With less money on the table for marketing and communications, there is no shortage of opinions on how budgets should be prioritized. Several recent reports point to increasing shifting funds to get closer to the voice of the customer.

One of the more dramatic surveys from the CMO Council, revealed that 59% of the over 400 executives surveyed said their companies do not compensate any employees or executives based on customer loyalty, satisfaction improvements or analytics. In other words, customer retention and customer experience are not key performance indicators for employees. Over 56% said their companies have no programs in place to track or propagate positive word of mouth among customers. In addition, only 30% said their companies rate highly in their ability handle and resolve customer problems or complaints, according to the report, "Giving Customer Voice More Volume."

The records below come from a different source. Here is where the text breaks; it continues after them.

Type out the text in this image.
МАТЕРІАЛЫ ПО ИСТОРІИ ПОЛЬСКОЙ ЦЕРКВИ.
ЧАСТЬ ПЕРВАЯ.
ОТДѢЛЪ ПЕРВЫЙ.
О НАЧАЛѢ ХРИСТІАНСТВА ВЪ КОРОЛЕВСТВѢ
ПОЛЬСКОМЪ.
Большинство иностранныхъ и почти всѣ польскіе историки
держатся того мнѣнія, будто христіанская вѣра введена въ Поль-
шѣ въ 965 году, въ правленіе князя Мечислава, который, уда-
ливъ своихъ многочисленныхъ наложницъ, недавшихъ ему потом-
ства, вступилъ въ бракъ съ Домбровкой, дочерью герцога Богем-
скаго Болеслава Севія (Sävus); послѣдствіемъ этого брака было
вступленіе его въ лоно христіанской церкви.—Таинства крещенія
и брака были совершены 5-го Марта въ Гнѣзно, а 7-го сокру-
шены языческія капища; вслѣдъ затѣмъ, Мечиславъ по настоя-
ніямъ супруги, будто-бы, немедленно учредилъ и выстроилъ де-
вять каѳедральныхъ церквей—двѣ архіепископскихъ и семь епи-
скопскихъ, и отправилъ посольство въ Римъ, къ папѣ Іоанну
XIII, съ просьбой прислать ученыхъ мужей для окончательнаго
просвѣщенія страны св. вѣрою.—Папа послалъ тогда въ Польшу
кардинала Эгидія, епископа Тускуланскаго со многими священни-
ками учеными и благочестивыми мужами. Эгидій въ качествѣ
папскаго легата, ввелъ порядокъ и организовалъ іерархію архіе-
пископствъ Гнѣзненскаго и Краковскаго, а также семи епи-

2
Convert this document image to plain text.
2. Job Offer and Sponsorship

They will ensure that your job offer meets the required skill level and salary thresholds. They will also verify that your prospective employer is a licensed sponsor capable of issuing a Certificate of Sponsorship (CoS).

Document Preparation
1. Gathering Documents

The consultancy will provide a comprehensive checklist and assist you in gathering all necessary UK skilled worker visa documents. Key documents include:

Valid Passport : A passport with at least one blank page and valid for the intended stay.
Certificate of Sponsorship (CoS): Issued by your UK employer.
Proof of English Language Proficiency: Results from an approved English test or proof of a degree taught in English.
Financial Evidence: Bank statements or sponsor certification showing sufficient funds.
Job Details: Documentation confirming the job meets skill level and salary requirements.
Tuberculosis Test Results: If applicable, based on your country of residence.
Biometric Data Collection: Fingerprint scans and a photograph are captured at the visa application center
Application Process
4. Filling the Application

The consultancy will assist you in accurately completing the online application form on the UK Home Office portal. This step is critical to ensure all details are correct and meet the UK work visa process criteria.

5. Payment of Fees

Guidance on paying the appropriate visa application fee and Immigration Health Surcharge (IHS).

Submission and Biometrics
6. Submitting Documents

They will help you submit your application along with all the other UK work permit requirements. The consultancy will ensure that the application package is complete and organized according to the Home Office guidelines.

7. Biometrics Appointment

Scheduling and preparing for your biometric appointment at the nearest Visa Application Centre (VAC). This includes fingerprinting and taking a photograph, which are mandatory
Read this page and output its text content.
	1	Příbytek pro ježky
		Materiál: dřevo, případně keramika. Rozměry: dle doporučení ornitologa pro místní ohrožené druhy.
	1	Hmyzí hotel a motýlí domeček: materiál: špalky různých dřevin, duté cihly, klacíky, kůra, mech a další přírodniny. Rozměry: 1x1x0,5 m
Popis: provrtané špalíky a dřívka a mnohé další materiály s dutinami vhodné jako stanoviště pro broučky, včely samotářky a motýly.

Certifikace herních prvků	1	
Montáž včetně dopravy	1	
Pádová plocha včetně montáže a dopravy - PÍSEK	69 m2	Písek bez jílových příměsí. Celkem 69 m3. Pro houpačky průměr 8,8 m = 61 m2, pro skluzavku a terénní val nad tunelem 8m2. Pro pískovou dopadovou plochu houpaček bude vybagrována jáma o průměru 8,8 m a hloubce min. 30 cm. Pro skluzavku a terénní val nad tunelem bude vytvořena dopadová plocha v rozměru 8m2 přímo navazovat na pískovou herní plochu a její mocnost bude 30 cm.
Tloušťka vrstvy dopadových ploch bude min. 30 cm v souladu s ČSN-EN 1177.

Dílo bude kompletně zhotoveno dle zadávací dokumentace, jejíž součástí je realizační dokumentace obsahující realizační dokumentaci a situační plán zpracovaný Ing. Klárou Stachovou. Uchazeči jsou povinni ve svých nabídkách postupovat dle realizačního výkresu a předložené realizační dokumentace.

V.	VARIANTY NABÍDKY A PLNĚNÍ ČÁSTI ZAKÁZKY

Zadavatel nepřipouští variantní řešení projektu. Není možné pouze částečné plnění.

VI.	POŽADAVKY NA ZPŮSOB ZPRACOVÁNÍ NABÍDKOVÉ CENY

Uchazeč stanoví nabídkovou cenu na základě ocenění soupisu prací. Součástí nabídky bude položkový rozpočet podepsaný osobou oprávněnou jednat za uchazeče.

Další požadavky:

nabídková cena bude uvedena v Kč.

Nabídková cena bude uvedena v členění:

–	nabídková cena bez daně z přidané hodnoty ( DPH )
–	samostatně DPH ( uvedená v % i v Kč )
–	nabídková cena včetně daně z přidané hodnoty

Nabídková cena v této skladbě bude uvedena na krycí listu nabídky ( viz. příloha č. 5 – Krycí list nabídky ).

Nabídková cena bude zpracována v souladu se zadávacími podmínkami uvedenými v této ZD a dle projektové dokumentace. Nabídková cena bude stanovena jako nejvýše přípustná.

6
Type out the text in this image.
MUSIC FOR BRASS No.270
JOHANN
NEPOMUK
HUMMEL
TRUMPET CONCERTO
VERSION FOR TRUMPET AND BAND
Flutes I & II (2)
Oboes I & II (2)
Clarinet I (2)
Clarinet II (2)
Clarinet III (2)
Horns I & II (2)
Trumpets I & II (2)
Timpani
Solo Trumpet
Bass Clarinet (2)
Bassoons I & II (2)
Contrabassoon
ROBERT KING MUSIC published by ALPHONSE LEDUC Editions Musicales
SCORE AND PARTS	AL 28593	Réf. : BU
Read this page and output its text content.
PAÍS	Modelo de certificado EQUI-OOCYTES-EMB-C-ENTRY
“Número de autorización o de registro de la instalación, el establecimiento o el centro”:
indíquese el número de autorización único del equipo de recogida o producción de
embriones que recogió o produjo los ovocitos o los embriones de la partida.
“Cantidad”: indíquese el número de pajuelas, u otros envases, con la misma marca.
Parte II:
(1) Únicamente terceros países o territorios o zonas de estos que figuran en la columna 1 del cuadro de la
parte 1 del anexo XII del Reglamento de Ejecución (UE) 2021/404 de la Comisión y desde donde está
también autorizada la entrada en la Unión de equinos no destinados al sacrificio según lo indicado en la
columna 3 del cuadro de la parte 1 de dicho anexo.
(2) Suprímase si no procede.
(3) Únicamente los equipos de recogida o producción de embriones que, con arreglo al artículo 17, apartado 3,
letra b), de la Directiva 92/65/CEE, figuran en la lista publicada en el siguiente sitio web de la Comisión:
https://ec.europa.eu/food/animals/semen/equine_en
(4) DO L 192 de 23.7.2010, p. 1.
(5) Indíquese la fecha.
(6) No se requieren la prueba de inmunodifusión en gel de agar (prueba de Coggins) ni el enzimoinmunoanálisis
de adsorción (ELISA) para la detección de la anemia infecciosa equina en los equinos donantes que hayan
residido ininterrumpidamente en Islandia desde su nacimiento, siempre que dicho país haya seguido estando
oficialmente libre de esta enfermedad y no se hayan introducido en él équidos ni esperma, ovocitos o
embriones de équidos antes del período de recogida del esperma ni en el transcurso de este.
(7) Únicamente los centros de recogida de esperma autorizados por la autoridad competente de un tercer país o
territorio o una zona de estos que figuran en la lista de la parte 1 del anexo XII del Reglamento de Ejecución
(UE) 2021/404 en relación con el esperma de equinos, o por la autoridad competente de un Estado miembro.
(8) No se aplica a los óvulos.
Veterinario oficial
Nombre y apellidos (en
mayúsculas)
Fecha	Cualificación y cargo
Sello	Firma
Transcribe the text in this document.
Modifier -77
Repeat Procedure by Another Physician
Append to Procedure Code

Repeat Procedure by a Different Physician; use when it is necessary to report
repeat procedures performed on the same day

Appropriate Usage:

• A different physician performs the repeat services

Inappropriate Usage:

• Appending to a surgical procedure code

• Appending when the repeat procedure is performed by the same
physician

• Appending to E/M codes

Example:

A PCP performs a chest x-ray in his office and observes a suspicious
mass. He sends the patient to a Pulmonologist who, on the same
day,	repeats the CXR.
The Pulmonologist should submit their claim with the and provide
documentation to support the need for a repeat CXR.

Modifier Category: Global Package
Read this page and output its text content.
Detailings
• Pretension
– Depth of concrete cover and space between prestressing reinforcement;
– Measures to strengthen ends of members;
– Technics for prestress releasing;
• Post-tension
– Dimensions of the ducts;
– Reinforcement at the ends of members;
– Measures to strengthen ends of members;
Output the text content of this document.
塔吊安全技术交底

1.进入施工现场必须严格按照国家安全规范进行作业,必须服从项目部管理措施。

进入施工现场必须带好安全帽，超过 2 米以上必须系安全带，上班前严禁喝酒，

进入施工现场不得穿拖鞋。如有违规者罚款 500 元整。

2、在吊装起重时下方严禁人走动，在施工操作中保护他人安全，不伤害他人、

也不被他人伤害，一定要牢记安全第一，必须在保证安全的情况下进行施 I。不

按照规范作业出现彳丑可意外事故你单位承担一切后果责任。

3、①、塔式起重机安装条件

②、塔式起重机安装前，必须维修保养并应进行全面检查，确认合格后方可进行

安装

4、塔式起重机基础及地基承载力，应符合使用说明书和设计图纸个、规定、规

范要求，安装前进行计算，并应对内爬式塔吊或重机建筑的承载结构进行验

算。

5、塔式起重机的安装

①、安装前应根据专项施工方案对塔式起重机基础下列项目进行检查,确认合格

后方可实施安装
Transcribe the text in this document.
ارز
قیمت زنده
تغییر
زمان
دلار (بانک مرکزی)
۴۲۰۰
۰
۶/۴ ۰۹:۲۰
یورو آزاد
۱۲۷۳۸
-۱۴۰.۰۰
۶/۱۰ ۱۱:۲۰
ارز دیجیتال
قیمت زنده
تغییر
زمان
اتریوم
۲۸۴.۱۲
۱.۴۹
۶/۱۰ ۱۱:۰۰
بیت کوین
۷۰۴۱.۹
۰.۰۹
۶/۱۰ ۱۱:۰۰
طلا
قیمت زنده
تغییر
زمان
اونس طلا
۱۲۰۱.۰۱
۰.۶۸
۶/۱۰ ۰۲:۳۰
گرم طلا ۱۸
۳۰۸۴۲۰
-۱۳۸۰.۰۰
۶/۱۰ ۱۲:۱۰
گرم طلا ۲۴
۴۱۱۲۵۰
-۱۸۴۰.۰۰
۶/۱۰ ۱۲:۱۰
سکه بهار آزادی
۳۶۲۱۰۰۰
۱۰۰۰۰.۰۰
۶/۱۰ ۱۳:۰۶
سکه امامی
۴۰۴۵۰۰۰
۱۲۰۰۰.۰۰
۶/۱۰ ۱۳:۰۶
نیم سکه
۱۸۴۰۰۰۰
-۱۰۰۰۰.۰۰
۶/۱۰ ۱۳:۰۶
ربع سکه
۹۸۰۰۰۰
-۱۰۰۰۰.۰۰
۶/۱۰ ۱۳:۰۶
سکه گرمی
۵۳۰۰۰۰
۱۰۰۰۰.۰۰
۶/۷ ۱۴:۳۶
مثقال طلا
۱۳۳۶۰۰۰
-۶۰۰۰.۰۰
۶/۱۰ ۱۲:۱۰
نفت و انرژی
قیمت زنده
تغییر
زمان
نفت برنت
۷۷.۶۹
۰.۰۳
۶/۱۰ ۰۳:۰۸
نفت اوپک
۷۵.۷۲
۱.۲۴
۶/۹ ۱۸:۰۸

According to the CMO Council report, “a huge gap” exists between customers willing to provide information about companies, products and services and the ability to harvest it. Only 12.9% of companies have deployed real-time systems to collect, analyze and distribute customer feedback. While 74.6% say they receive customer feedback via e-mail, only 23% say they track and measure the volume and nature of these messages. Customer voice has gone online, but only 14.4% track word of mouth on the Internet. Only 11.5% are using a word-of-mouth marketing platform to drive online customer advocacy.

While the CMO Council survey spanned both BtoC and BtoB respondents, other recent benchmark data from SiriusDecisions reinforced the opportunity BtoB organizations have to get closer to customers. In the January edition of the SiriusDecisions Perspectives newsletter, the analyst firm highlighted recent benchmark data showing that an anticipated 4% rise in field marketing investment would go towards client retention (from 5% to 10%). “We have always believed that the amount of effort focused on the demand waterfall was much too high; it has taken a major economic shift to move spend into better alignment,” the SiriusDecisions report stated.

The paybacks from customer marketing may be subtle for BtoB organizations, but the benefits of customer advocacy and positive word of mouth are much more pronounced for consumer focused companies. Another new report from loyalty consultancy Colloquy illustrates a direct connection between loyalty program members, customer satisfaction, and the willingness to be a customer advocate.

The report titled, “The New Champion Customers: Measuring Word-of-Mouth Activity Among Reward Program Members,” found reward program members are 70% more likely to be word-of-mouth “champions” (defined as customers who are “actively recommending” a product, service or brand) than the general population. Only 32% of non-reward program members are self-described word-of-mouth champions. 68% of word-of-mouth champions in reward programs will recommend a program sponsor’s brand within a year and actively participating reward program members are over three times more likely to be word-of-mouth champions.